New ‘Waiting Thread Hijacking’ Malware Technique Evades Modern Security Measures

Security researchers have introduced a novel malware process injection technique known as “Waiting Thread Hijacking” (WTH), which is engineered to execute harmful code within legitimate processes while evading numerous contemporary security measures. This innovative approach, developed by Check Point Research, marks a significant advancement over traditional Thread Execution Hijacking, achieving a higher level of stealth by steering clear of commonly scrutinized API calls.

Malware authors frequently leverage process injection methods to evade defenses, disrupt ongoing processes, or elevate their privileges. In this relentless pursuit of evasion, attackers are constantly refining their strategies to outsmart Endpoint Detection and Response (EDR) systems and antivirus solutions. WTH seeks to accomplish this by employing familiar system functions in an unconventional order.

Bypassing Traditional Detection Triggers

Traditional Thread Execution Hijacking typically entails locating a thread within a target process, suspending it using SuspendThread, modifying its execution context through SetThreadContext to redirect to malicious code, and subsequently resuming the thread with ResumeThread.

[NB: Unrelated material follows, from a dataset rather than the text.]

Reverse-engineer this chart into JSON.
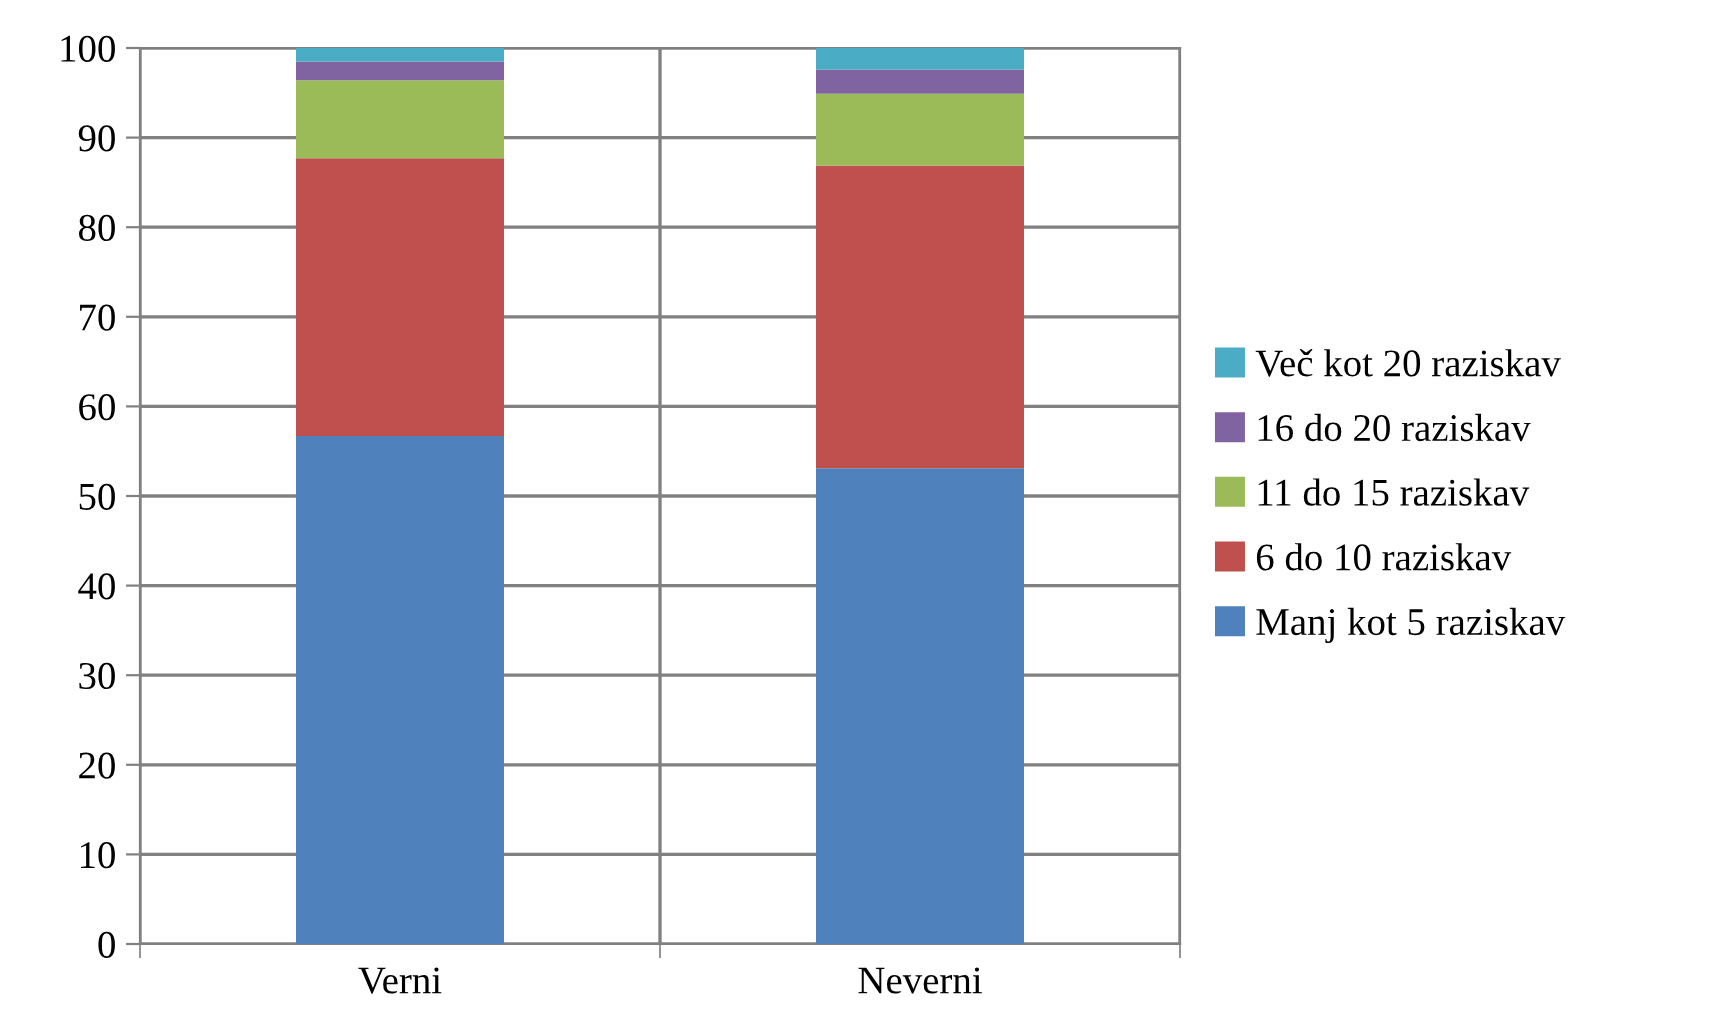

These API calls, along with the necessary THREADSUSPENDRESUME and THREADSETCONTEXT access rights, are often flagged as suspicious and closely monitored by security products, frequently resulting in immediate detection.

In contrast, Waiting Thread Hijacking circumvents these detection triggers by following a distinct sequence of operations:

1. Utilizing standard functions such as VirtualAllocEx to allocate memory and WriteProcessMemory to inject the malicious payload (shellcode) into the target process. These actions require PROCESSVMOPERATION, PROCESSVMREAD, and PROCESSVMWRITE permissions.
2. Identifying an appropriate waiting thread within the target process. Threads managed by the Windows Thread Pool system, particularly those in a dormant state with the reason WrQueue, serve as ideal candidates. These threads are in a waiting mode, poised to resume automatically without necessitating ResumeThread.
3. Acquiring the thread’s context using GetThreadContext, which only demands the less suspicious THREADGETCONTEXT permission.
4. Examining the thread’s stack pointer (RSP register) to pinpoint the return address on the stack. In the identified waiting scenarios (such as within syscall wrappers like NtRemoveIoCompletion or NtWaitForWorkViaWorkerFactory), the return address is predictably situated at the top of the stack.
5. Overwriting this return address on the stack with the address of the injected shellcode via WriteProcessMemory.
6. Once the thread’s wait condition is satisfied, it naturally awakens and attempts to “return” to its caller. Instead, it follows the overwritten address, executing the attacker’s code.

Maintaining Stability and Enhancing Stealth

A pivotal element of WTH is ensuring the stability of the target application. The injected shellcode incorporates a stub that preserves the thread’s original state (including registers and flags), executes the primary malicious payload, restores the saved state, and then redirects to the original return address (which was saved prior to being overwritten). This allows the hijacked thread to resume its normal operations after executing the implant, thereby minimizing disruption.

To further evade behavioral detection systems that monitor for sequences of suspicious API calls from a single process, researchers have demonstrated an obfuscation technique. This method involves distributing the WTH steps—memory allocation, payload writing, changing memory permissions to executable, and overwriting the return address—across multiple, distinct child processes.

While WTH successfully avoids many conventional detection triggers, it is not entirely immune to detection. EDR solutions that proactively block unauthorized attempts to write into the memory of another process can effectively thwart this technique. Detection increasingly relies on behavioral analysis, scrutinizing sequences of actions (even those involving commonplace APIs) or identifying unauthorized external memory writes. The simplicity and reliance on common APIs make it challenging to detect through static analysis of the malware file alone.

Check Point Research has noted that WTH has proven effective against certain EDRs that previously flagged their “Thread Name-Calling” technique, while other EDRs managed to block WTH but not the older method. This highlights the variability in EDR capabilities and the strategic advantage attackers gain by possessing multiple injection techniques. Waiting Thread Hijacking introduces yet another stealthy option into the malware toolkit, further complicating the ongoing cat-and-mouse dynamic between attackers and defenders.